Lord Deramore’s School, a primary school located in Heslington, York, has created a replica of a war trench and bunker as part of its Armistice Day commemorations.
The trench is 20 meters in length and has sandbags and planks around it’s sides. Although the depth of the trench is not as deep as the actual trenches used during WWI, the ground of the trench is muddy and the area in front of it features wire that mimics barbed wire.
There are also small holes in the ground that look like they were made from artillery shells to make the area look as much like an actual trench as possible.
At the end of the trench is a replica of a sunken bunker, which will be used as a classroom to teach the children things such how war rations were cooked outdoors during the war.
Sheena Powley, head teacher at the school, explains that the students will be able to experience a bit of history first hand. They will be better able to understand what it was like for soldiers who fought in the war, but without the horror.

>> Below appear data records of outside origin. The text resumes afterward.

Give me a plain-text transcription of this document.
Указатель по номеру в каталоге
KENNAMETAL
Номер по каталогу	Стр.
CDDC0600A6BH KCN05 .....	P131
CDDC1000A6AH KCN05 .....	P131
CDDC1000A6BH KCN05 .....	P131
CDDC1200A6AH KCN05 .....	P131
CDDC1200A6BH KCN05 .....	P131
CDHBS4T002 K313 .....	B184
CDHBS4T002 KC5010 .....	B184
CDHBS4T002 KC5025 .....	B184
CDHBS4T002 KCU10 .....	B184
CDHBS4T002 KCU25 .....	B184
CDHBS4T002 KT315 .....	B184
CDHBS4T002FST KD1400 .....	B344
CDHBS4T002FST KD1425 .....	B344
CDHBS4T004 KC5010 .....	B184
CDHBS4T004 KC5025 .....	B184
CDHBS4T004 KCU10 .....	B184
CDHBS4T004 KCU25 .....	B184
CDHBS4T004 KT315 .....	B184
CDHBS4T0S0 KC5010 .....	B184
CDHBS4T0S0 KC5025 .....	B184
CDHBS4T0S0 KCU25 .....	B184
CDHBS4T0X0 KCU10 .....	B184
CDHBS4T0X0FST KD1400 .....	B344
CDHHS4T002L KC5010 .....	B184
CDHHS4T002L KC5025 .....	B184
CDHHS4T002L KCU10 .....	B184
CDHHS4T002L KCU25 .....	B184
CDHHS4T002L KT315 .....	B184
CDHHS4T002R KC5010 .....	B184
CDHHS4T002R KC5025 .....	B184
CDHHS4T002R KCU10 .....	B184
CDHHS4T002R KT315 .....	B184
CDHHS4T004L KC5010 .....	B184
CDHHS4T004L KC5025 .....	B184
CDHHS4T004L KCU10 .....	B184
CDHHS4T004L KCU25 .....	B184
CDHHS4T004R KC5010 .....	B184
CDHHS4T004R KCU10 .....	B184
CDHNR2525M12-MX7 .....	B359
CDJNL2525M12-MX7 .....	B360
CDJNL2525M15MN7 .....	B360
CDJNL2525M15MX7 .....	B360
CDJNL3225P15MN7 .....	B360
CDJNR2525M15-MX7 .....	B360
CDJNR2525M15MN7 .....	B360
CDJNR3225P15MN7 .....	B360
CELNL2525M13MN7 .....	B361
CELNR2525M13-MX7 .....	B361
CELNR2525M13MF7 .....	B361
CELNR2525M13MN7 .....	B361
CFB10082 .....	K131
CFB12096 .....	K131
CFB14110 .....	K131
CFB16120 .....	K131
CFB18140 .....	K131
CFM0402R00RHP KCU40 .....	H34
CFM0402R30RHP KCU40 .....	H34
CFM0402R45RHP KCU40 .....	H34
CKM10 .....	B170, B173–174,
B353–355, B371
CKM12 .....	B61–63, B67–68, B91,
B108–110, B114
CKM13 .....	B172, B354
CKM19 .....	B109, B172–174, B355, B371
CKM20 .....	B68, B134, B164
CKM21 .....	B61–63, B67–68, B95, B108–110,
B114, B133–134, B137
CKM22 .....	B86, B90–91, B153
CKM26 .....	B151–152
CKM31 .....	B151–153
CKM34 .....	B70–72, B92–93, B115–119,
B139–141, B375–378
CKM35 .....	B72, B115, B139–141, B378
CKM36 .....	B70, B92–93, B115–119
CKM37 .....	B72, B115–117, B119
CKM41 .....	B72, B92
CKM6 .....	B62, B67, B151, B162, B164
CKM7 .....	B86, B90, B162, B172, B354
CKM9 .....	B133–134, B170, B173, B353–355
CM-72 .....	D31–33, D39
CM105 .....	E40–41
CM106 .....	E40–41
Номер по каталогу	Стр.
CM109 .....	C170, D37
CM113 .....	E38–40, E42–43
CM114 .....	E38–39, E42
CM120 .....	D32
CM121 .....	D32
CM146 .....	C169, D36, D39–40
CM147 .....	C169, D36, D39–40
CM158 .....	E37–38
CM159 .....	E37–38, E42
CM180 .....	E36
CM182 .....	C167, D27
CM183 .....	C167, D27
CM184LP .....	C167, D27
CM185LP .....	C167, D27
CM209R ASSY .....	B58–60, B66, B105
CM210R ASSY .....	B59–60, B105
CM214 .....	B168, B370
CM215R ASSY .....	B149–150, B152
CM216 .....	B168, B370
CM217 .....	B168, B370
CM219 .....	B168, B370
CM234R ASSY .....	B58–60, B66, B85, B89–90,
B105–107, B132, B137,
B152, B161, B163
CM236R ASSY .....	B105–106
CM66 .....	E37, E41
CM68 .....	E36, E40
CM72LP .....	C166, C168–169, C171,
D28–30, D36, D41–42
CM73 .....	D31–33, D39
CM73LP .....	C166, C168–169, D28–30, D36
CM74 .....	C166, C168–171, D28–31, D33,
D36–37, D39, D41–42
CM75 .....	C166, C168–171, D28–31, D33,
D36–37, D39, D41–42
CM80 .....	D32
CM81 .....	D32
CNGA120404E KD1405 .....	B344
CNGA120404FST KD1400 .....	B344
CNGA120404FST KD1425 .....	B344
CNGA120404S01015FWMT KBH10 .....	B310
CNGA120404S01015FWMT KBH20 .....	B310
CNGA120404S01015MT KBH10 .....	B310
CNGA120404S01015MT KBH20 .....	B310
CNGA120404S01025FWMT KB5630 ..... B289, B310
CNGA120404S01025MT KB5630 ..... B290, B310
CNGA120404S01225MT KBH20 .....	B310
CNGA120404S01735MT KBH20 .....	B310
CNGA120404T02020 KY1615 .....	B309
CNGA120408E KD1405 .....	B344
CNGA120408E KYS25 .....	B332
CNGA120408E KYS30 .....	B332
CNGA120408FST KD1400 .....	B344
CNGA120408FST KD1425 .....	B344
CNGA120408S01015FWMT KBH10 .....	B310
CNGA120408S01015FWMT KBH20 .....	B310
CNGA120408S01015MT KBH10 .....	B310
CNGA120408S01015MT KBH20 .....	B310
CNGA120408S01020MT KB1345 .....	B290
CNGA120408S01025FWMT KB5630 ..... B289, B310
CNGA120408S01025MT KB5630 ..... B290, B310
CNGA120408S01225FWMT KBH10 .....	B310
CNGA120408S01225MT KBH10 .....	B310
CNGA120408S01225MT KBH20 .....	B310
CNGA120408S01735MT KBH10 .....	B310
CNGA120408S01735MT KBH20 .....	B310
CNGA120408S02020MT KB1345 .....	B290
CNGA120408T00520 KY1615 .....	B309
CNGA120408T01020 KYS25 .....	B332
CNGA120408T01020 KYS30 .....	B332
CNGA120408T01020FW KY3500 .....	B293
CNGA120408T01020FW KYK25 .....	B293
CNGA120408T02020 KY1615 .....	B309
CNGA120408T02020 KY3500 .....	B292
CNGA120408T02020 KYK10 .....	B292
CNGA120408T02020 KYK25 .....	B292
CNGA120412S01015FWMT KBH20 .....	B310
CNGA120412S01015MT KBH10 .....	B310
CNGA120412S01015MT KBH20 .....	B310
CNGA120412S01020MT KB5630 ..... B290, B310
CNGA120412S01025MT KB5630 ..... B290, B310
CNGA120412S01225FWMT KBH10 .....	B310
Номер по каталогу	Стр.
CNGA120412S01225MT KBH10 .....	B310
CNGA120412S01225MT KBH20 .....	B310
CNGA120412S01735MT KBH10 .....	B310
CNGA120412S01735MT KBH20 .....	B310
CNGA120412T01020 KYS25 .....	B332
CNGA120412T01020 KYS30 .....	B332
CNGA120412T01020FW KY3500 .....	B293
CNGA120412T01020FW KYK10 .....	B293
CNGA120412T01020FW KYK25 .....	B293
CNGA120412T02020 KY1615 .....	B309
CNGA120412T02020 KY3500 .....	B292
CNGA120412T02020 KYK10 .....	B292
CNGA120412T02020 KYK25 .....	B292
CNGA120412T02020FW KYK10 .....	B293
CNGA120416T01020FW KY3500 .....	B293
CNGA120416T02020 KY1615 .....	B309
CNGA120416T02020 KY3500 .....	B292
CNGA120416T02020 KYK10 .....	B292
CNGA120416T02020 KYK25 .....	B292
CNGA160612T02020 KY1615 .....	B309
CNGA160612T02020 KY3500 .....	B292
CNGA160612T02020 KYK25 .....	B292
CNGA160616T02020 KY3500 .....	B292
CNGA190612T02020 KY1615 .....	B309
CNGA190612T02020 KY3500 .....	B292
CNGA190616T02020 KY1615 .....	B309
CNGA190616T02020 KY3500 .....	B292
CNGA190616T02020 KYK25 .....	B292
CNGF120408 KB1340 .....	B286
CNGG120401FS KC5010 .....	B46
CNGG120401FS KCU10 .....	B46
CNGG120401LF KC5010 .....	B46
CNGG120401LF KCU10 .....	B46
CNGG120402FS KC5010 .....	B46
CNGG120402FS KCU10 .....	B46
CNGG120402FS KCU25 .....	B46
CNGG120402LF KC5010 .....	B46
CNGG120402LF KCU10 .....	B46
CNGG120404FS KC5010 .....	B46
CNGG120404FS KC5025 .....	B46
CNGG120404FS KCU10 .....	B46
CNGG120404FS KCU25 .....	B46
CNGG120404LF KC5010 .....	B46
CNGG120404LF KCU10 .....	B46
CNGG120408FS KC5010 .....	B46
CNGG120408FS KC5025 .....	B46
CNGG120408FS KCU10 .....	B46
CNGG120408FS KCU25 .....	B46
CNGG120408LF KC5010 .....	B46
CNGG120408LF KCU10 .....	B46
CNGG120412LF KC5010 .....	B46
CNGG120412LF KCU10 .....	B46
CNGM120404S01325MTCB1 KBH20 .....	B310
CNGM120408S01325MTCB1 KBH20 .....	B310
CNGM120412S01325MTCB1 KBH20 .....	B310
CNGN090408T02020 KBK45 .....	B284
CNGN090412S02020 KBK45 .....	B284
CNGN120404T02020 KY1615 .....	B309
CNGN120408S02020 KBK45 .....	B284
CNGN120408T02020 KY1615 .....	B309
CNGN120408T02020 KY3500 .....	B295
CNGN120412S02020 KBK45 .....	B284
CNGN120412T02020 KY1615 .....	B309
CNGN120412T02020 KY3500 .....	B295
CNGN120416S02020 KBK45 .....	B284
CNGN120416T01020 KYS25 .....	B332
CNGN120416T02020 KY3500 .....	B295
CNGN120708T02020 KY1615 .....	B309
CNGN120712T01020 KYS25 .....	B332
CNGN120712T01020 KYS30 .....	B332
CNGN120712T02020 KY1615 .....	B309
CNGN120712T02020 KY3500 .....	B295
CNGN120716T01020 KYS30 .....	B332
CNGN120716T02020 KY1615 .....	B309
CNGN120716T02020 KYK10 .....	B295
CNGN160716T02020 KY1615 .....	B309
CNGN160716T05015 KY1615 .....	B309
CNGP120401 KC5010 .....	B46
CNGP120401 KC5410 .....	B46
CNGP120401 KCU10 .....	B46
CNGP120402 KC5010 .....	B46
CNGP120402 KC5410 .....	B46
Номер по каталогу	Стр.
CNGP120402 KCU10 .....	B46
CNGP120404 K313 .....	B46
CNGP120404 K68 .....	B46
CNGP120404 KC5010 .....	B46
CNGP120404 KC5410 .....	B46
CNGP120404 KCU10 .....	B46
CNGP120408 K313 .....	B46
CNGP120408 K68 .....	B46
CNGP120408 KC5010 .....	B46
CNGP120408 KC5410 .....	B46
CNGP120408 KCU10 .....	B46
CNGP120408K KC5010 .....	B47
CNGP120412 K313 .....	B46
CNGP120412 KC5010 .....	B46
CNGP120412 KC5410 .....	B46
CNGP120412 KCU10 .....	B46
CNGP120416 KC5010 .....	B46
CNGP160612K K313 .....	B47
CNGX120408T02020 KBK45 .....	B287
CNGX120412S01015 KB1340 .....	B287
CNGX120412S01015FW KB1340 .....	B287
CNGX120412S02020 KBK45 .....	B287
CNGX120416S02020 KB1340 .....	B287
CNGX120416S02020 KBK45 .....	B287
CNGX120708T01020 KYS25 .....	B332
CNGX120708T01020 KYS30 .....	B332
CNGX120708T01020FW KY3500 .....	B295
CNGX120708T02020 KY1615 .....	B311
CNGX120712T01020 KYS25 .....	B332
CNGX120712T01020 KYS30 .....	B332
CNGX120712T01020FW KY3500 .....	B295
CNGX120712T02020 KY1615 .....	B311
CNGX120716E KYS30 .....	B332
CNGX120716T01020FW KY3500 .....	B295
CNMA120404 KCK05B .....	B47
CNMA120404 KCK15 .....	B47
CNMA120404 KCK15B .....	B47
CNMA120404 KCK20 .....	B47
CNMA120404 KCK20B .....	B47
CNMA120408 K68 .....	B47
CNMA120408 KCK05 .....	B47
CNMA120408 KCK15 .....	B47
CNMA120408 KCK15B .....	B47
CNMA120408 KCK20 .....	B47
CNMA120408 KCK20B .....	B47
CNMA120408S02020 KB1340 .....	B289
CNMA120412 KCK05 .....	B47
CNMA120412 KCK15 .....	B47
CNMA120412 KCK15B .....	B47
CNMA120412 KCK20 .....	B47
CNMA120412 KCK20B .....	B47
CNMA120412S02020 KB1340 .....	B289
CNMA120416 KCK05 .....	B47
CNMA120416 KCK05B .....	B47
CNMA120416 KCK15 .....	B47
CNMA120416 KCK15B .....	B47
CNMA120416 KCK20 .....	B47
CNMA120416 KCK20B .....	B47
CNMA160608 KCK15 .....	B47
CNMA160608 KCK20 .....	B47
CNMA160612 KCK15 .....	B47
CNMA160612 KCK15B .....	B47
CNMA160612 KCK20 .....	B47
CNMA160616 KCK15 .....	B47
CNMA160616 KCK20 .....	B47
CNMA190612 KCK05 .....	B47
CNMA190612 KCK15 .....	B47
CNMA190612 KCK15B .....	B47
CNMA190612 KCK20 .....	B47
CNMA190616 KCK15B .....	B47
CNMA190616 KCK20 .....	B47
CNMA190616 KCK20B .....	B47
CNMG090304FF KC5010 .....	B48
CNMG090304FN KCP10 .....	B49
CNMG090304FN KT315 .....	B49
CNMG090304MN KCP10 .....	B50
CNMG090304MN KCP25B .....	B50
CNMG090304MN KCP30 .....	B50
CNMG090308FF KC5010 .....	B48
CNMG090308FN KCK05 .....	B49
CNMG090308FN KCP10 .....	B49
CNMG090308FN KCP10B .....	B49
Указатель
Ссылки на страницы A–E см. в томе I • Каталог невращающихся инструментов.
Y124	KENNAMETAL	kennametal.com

Unlike trenches found indoors that are based on those used during the war, this outdoor replica is more true to life because it not wet and dry like like the ones that are found inside a building.

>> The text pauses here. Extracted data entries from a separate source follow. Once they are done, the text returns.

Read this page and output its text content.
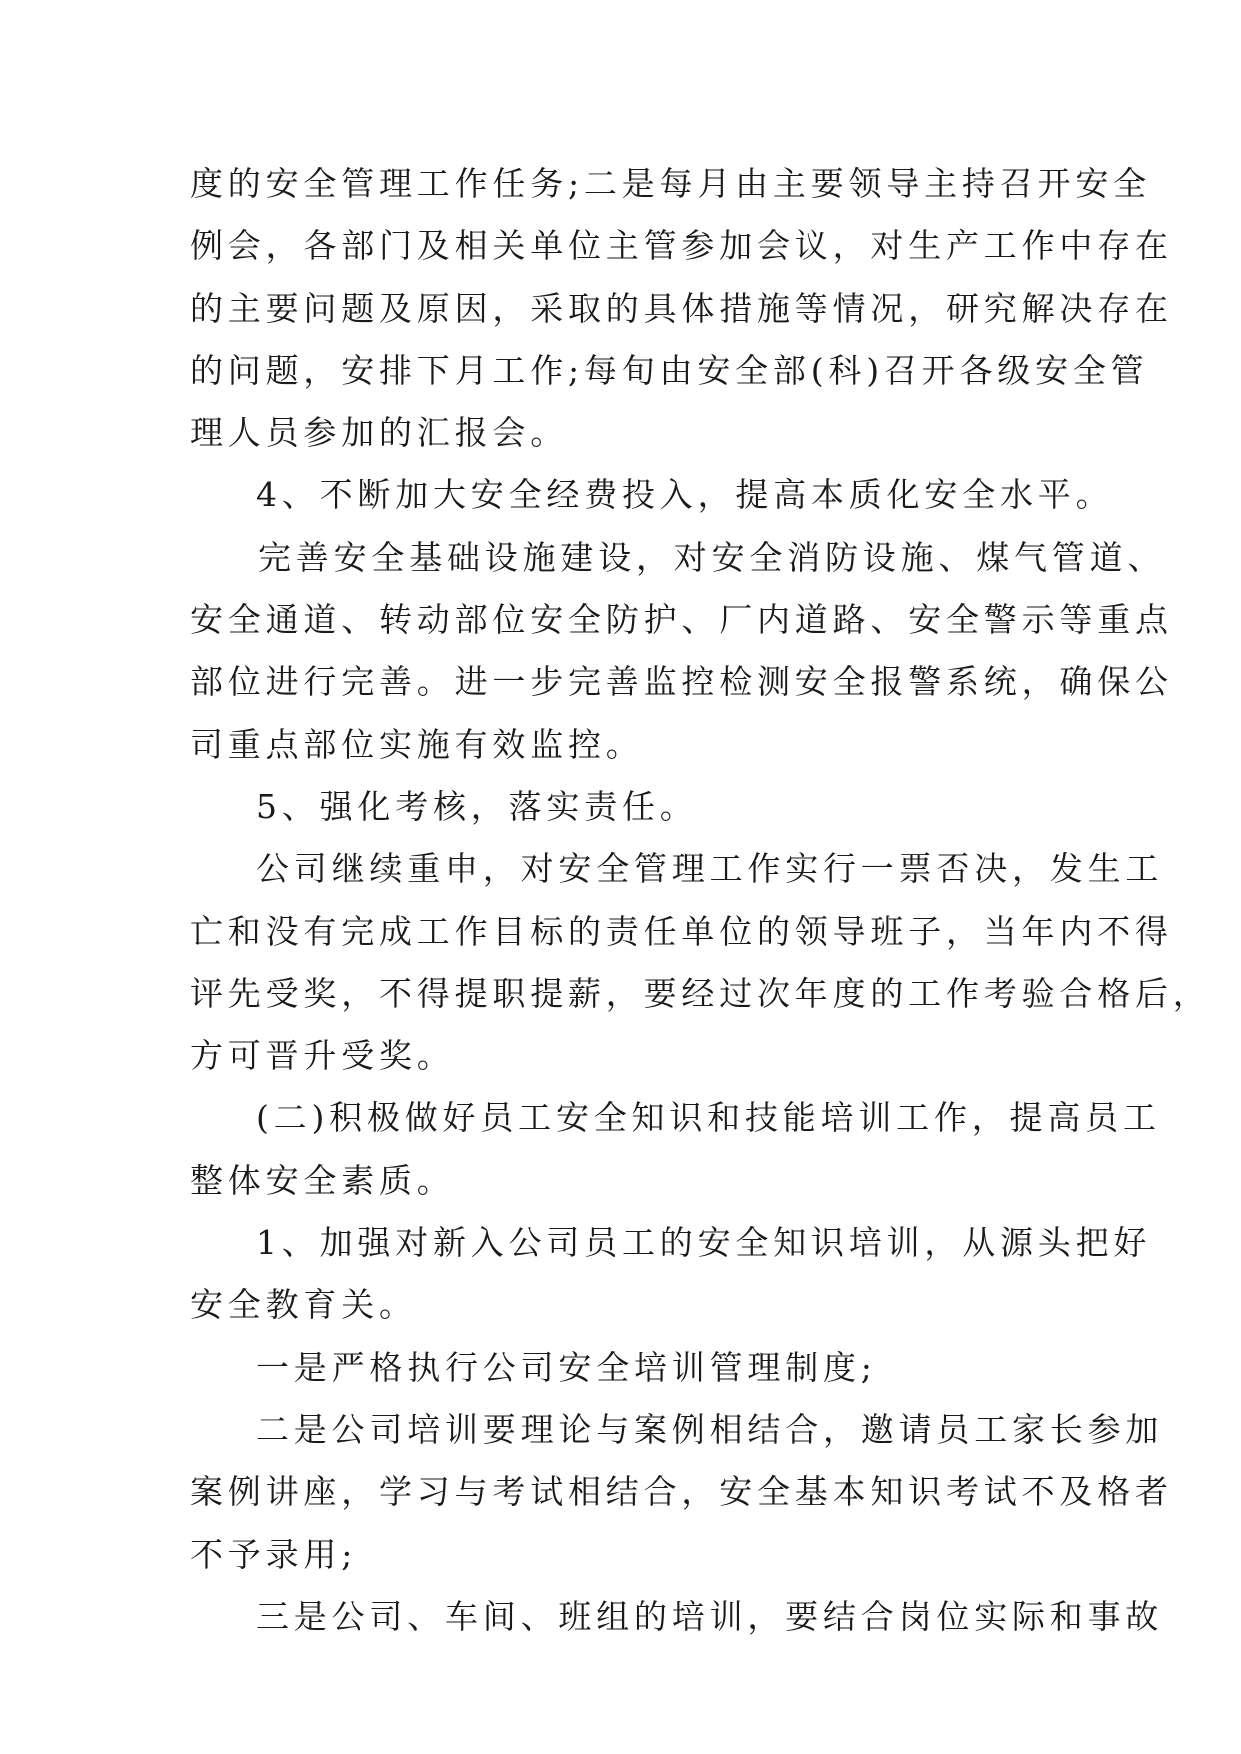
度的安全管理工作任务;二是每月由主要领导主持召开安全
例会，各部门及相关单位主管参加会议，对生产工作中存在
的主要问题及原因，采取的具体措施等情况，研究解决存在
的问题，安排下月工作;每旬由安全部(科)召开各级安全管
理人员参加的汇报会。
4、不断加大安全经费投入，提高本质化安全水平。
完善安全基础设施建设，对安全消防设施、煤气管道、
安全通道、转动部位安全防护、厂内道路、安全警示等重点
部位进行完善。进一步完善监控检测安全报警系统，确保公
司重点部位实施有效监控。
5、强化考核，落实责任。
公司继续重申，对安全管理工作实行一票否决，发生工
亡和没有完成工作目标的责任单位的领导班子，当年内不得
评先受奖，不得提职提薪，要经过次年度的工作考验合格后，
方可晋升受奖。
(二)积极做好员工安全知识和技能培训工作，提高员工
整体安全素质。
1、加强对新入公司员工的安全知识培训，从源头把好
安全教育关。
一是严格执行公司安全培训管理制度;
二是公司培训要理论与案例相结合，邀请员工家长参加
案例讲座，学习与考试相结合，安全基本知识考试不及格者
不予录用;
三是公司、车间、班组的培训，要结合岗位实际和事故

Parents are also very intrigued by the trench and bunker replicas and found it very inspiring when the children planted felt poppies in front of the trench on Armistice Day.
Powley hopes that future wars may help to be averted by helping the children of today to understand the wars of the past, The Press reports.
Al Oswald, a parent from the school, designed the trench. He works at the University of York in the archaeology department. His construction design was inspired by a war field manual that had been used during WWI.
Another parent, Steve Danby, is the director of Playscheme, a company which designs and constructs playgrounds. The company is based in York and provides its service across the country.